Although they also agree on avoiding protectionism, an outcome of the first summit, in practice both sides have already violated that agreement.
Complicating the disagreement between the US and EU is China's concern that the massive government spending and budget deficits, coupled with an extremely loose monetary policy, in the US will lead eventually to accelerating US inflation and sharp dollar depreciation. Although supportive of public spending to combat the recession, China, as the major creditor of the US, is worried that its massive foreign exchange reserves, exceeding $2 trillion, invested primarily in US government securities, will suffer huge losses with the dollar's depreciation. China's unusually blunt public concern about the safety of its US assets elicited an immediate forceful defense by the US presidential spokesman that "there's no safer investment in the world than in the US." How the enormous and contentious US-China financial debtor-creditor interdependence evolves in the months ahead will affect the economic and strategic balance of power between them and in the rest of the world.
We should view the contention over the next G-20 summit from a much-needed historical perspective. The London World Monetary and Economic Conference of 66 nations, organized by the League of Nations, convened on June 12, 1933, to fight the Great Depression.

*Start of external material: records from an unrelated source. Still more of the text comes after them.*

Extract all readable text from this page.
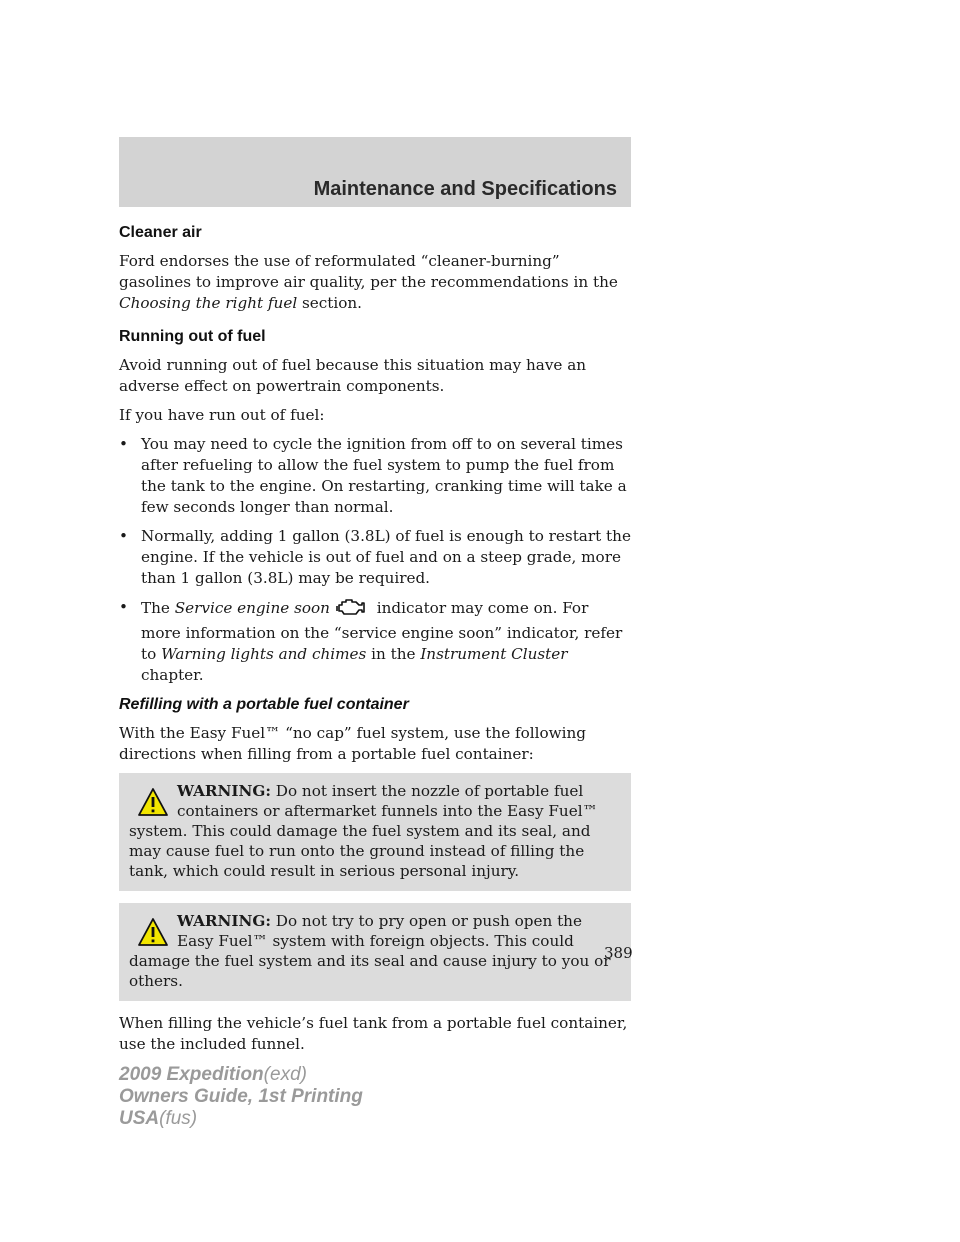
Maintenance and Specifications
Cleaner air

Ford endorses the use of reformulated “cleaner-burning” gasolines to improve air quality, per the recommendations in the Choosing the right fuel section.

Running out of fuel

Avoid running out of fuel because this situation may have an adverse effect on powertrain components.

If you have run out of fuel:

• You may need to cycle the ignition from off to on several times after refueling to allow the fuel system to pump the fuel from the tank to the engine. On restarting, cranking time will take a few seconds longer than normal.
• Normally, adding 1 gallon (3.8L) of fuel is enough to restart the engine. If the vehicle is out of fuel and on a steep grade, more than 1 gallon (3.8L) may be required.
• The Service engine soon	indicator may come on. For more information on the “service engine soon” indicator, refer to Warning lights and chimes in the Instrument Cluster chapter.
Refilling with a portable fuel container

With the Easy Fuel™ “no cap” fuel system, use the following directions when filling from a portable fuel container:

WARNING: Do not insert the nozzle of portable fuel containers or aftermarket funnels into the Easy Fuel™ system. This could damage the fuel system and its seal, and may cause fuel to run onto the ground instead of filling the tank, which could result in serious personal injury.
WARNING: Do not try to pry open or push open the Easy Fuel™ system with foreign objects. This could damage the fuel system and its seal and cause injury to you or others.

When filling the vehicle’s fuel tank from a portable fuel container, use the included funnel.

389
2009 Expedition(exd)
Owners Guide, 1st Printing
USA(fus)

It broke down amid acrimony between the US and European countries, led by France and Great Britain, concerning the settlement of intergovernmental debts, the stabilization of exchange rate fluctuations and the restoration of global trade flows. Many economic historians blame the economic nationalism of the US under President Franklin Roosevelt, backed by the US Congress, for the failure of that London conference in intelligent collective action.
Notwithstanding the smug claims of those who boast that they have surely learned their lessons from the mistakes of the 1933 London conference, let's hope that next month's London summit, which confronts strikingly similar problems that bedeviled the world economy 76 years ago, does not suffer the same fate.